There is a potential problem with separating out J and E that needs to be discussed. According to the DH, J and E were edited together into one text (appropriately called JE), and it is often hard to separate the strands. There are some stories or passages where characteristics indicating J are found right next to other characteristics indicating E. For example, the burning bush story in Exodus 3, and the revelation at Sinai in Exodus 19 both have combined sections from J and E. This problem is resolved by splitting the passage sentence by sentence, or sometimes even clause by clause.
In general, there are two possibilities here. It might be the case that the DH is correct and J and E were edited together this way. Alternatively, it might be the case that the DH is wrong and this is in fact a single text. If the former, it is quite difficult to show that this is the case. After all, one of the stronger arguments for the DH is that some passages are complete by themselves, show an internal consistency in style, wording, and content, but show an inconsistency with other passages. However, if a passage has elements of both J and E thoroughly mixed throughout, then it is much more difficult to show that they were originally separate texts. One would have to show that particular sentences or clauses show multiple characteristics of one source but not the other, and this gets difficult to show this persuasively at the sentence level.
One way of handling this problem is to treat J and E as a single combined source called JE, and contrast that with the other sources P and D. After all, most scholars believe that it is fairly easy, at least in most passages, to separate between P, D, and the combined JE.
That approach is fine as far as it goes. But the problem is that sometimes J shares characteristics with one of the other sources and E with another source. For example, J and P both refer to the mountain where God appears as "Sinai" and D and E both refer to it as "Horeb", and noted here and here. But if J and E are combined together, then that means that the combined document JE sometimes uses "Sinai" and sometimes uses "Horeb". That is obviously a less persuasive argument than if J and E were cleanly separable.
This is less persuasive, but not unpersuasive.
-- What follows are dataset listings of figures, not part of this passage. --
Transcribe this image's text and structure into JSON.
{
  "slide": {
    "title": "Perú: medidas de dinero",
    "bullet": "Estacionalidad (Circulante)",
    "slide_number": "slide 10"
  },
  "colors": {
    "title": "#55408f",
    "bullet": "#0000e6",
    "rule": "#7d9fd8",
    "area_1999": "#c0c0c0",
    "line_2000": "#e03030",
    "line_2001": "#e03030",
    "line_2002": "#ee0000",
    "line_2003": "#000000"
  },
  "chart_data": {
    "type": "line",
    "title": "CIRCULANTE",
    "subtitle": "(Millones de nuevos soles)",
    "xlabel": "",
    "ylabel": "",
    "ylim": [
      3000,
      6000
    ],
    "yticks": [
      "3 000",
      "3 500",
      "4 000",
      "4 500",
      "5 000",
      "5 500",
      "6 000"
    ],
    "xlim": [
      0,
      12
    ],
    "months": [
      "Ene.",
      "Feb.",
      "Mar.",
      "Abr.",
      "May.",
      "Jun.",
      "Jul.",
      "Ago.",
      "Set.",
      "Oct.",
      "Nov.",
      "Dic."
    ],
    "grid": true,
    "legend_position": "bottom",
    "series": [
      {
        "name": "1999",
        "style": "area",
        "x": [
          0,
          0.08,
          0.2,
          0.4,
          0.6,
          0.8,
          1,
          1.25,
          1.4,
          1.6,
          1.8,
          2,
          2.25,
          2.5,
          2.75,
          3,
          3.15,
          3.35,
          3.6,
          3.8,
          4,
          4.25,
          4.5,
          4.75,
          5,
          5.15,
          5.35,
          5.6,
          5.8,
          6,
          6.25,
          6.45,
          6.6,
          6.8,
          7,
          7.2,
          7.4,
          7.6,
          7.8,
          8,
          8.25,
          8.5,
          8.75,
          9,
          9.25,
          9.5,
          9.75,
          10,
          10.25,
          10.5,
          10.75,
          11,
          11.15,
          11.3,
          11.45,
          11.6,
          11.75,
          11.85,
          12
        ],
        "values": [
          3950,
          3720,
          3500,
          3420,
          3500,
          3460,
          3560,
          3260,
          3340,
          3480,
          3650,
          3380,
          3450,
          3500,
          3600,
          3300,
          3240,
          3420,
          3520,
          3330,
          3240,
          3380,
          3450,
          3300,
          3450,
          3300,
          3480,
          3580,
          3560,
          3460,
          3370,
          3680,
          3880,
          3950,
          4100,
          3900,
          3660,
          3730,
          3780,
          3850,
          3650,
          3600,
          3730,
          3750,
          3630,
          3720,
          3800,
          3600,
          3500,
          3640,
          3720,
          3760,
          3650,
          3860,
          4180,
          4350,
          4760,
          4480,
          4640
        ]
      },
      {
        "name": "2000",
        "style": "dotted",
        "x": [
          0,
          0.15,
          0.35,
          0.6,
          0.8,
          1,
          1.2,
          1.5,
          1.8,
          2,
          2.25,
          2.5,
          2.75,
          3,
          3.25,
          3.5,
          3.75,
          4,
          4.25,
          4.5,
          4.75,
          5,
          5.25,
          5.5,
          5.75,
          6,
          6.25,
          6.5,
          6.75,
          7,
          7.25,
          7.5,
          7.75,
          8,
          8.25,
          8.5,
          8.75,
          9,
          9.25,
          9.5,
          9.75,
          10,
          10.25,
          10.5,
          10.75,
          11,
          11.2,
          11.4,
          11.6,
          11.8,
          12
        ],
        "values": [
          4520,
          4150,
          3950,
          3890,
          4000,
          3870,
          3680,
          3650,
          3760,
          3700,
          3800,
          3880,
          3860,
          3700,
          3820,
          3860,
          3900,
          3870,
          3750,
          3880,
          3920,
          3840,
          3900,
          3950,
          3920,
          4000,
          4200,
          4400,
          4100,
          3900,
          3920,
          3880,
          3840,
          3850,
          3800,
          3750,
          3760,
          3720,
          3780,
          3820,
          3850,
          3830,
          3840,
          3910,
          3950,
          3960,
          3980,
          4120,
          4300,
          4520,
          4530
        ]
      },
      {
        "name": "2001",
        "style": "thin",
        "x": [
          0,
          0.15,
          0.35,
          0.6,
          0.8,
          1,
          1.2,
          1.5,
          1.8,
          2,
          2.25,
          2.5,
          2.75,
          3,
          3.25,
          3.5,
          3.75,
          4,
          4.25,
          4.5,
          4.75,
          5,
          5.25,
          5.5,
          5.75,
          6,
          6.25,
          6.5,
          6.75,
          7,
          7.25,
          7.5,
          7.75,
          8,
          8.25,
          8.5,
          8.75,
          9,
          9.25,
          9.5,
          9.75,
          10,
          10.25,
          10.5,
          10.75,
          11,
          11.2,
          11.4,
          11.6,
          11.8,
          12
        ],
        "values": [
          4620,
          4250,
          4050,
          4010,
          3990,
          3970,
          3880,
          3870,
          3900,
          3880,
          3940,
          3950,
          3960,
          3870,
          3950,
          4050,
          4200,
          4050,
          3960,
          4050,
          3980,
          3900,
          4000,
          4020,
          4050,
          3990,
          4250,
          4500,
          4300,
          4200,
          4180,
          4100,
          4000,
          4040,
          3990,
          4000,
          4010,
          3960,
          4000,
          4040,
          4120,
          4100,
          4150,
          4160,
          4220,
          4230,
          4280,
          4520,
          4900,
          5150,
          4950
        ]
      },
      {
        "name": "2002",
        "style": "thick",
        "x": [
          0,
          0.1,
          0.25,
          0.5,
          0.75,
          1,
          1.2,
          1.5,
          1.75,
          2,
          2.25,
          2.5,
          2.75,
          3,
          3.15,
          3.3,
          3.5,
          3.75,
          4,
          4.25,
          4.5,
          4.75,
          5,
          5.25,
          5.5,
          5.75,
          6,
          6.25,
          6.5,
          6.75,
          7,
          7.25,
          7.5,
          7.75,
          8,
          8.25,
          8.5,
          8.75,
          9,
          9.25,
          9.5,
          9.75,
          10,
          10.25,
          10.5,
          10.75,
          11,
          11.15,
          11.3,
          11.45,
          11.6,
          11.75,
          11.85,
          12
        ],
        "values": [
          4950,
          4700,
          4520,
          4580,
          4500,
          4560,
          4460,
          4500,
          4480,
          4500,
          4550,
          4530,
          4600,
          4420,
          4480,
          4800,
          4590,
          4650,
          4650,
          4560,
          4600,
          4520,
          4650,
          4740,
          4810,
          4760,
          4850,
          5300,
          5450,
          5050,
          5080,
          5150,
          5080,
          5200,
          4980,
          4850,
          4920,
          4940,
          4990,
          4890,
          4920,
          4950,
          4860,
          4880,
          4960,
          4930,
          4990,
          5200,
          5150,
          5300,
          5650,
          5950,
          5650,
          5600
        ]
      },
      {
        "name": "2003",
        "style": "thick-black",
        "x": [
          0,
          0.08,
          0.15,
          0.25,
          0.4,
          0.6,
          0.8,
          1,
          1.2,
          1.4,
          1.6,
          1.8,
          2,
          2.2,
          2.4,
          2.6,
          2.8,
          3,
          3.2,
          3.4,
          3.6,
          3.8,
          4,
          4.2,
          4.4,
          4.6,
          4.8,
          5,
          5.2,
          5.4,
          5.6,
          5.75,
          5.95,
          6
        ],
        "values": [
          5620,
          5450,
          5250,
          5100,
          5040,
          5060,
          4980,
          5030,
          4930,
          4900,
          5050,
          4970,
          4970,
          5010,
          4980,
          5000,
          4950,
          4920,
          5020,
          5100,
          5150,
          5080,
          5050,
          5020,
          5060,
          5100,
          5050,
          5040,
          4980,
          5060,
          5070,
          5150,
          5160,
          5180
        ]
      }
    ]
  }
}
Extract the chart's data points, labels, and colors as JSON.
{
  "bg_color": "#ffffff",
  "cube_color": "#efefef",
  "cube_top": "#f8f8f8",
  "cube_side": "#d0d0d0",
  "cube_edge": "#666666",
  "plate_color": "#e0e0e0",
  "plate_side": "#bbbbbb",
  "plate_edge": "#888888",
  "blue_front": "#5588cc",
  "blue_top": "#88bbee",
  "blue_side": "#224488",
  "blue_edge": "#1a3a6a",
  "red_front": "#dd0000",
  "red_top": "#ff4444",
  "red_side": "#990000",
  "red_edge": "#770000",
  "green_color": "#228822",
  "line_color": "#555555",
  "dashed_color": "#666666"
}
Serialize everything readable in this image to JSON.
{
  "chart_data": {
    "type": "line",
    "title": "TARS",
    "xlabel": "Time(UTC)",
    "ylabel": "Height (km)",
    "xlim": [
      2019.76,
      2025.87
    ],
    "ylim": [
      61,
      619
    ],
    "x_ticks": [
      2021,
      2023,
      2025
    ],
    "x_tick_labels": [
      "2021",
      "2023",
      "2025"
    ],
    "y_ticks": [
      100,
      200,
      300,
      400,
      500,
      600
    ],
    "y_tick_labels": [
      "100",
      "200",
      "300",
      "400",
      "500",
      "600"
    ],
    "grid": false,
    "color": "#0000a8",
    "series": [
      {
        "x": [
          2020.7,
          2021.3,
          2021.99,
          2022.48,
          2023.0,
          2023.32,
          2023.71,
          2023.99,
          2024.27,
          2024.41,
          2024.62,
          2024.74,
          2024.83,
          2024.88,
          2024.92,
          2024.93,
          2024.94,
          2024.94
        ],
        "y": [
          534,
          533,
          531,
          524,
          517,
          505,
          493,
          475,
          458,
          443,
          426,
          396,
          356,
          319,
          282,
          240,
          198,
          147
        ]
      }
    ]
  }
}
After all, P uses only Sinai, and D uses only Horeb. That's a pretty compelling distinction by itself. And if we have multiple reasons to think that particular sentences or verses in JE are actually J or E, then that separation, although not as clean as the separation between P and D, is still somewhat persuasive.
Like always, this argument cannot be resolved in the abstract. The details are important. But it is something to watch carefully as we work through the text.